The explosion of color and divergent lines in the artwork seem to reflect the different life pathways that he describes to be his choreographic motivation. His primary interest, he explained, lies in pathology. “Even though it seems very specific in Webster’s dictionary that pathology refers to disease,” he said, “I tend to look at it as condition.”

In September, stronks and fellow dancer Dani Tirrell will perform Sweet T: The Physical Album, a duet that explores issues like racial and gender bias, at the Houston Fringe Festival. “Together, we’re just trying to carve out and hold space for difficult conversations and deal with healing,” he said.

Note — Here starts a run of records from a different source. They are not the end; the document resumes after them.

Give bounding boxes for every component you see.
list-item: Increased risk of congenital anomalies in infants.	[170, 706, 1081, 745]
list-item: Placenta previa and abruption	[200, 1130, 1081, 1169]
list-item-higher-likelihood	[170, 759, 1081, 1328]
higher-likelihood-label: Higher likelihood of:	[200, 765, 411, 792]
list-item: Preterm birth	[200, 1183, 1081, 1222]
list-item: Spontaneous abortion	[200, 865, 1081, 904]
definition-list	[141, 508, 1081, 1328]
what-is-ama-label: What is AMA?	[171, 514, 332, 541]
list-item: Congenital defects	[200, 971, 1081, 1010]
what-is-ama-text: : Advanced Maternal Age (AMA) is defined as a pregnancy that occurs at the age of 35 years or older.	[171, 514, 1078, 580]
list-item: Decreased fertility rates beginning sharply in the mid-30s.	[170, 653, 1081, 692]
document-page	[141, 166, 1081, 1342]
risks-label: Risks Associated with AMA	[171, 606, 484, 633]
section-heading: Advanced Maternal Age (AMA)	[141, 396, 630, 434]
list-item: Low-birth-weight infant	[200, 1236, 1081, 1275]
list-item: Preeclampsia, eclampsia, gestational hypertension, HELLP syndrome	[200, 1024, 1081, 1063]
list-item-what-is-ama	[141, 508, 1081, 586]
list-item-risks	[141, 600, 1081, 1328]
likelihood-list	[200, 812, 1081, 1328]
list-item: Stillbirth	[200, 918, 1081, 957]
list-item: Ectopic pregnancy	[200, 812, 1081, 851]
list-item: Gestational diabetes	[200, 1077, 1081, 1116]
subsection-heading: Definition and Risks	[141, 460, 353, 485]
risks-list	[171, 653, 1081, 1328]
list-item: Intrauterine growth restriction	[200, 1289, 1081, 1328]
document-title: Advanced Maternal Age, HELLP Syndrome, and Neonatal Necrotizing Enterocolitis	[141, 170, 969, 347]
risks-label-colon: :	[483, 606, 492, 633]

The Narcissisters, their trio with Nicole McNeil, will also make an appearance, performing Beckoning in the festival’s closing event Anything Goes.

Aside from choreographing and performing, stronks hopes to put more emphasis on teaching again. Regardless, he will continue to impart his movement knowledge to anyone willing to watch, listen, and most importantly, discuss.

“I started dancing in my throat essentially,” he said. “Looking back, there’s a connection between the sensuality of my voice and the sensuality that I wanted to feel and I loved feeling in my body. I feel like the reason why I ended up in dance is because my body wanted it.”